C. ITW failed to meet its summary judgment burden under both tests

Under both the consumer-expectations and risk-benefit test, a plaintiff must prove that the product’s design was a “substantial factor in causing his injury.” Chavez, 144 Cal.Rptr.3d at 345; compare Judicial Council of California Civil Jury Instruction (“CACI”) No. 1203 with CACI No. 1204. This standard requires “only that the contribution of the individual cause be more than negligible or theoretical.” Colombo v. BRP US Inc., 230 Cal.App.4th 1442, 179 Cal.Rptr.3d 580, 592 (2014). Appellants “need not establish that a defendant’s product was the sole potential proximate cause of injury,” id. nor are they “required to disprove every possible alternative explanation of the injury.” Campbell v. Gen. Motors Corp., 32 Cal.3d 112, 184 Cal.Rptr. 891, 649 P.2d 224, 229 (1982).

Ramirez’s testimony established causation under both tests. In opposing summary judgment, Appellants offered Ramirez’s testimony that her hand was “yanked” into the grinder’s moving blades after she opened the lid. This testimony is sufficient to establish causation. See Saller, 115 Cal.Rptr.3d at 156-57, 164-65 (worker’s testimony about his work in refineries, use of asbestos insulation, and dust in the air was sufficient under consumer-expectations test to prove design defect claim based on exposure to asbestos); Campbell, 184 Cal.Rptr. 891, 649 P.2d at 227, 231-33 (plaintiffs testimony that she was thrown to bus’s floor, as well as photos of the bus, were “sufficient evidence” to make out a “prima facie case” under both consumer-expectations and risk-benefit test on design defect claim based on absence of a grab bar). The cases cited by ITW do not suggest otherwise, as they involved complex theories of causation that turned on scientific expertise,, see Stephen v. Ford Motor Co., 134 Cal.App.4th 1363, 37 Cal.Rptr.3d 9, 15 n.6, 17 (2005), or provide no analysis of the California substantive law that controls here, see Cabrera v. Cordis Corp., 134 F.3d 1418, 1423 (9th Cir. 1998).
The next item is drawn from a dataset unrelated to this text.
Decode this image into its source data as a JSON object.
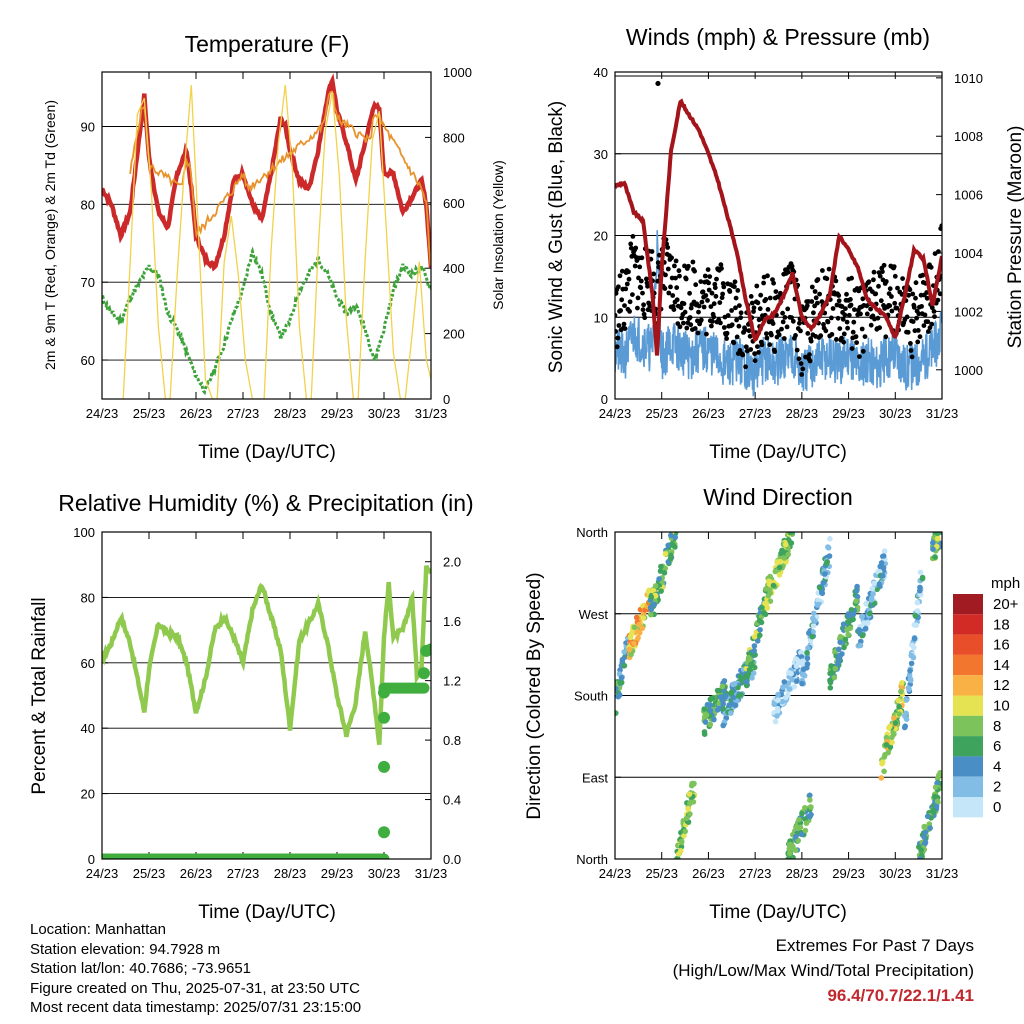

ITW argues that Appellants cannot prove causation absent evidence that their proposed safety devices were feasible and would have prevented the accident. But the feasibility of alternative safety devices is irrelevant under the consumer-expectations test and, under the risk-benefit test, the defendant bears the burden to prove the lack of feasible safety devices. Chavez, 144 Cal.Rptr.3d at 343. A plaintiff need not prove that the absent safety “device would have prevented the accident,” because *439 such a rule might “enable the manufacturer to prevail on the basis of its failure to provide the safeguard,” contrary to “the major policy goals of strict liability.” Campbell, 184 Cal.Rptr. 891, 649 P.2d at 229.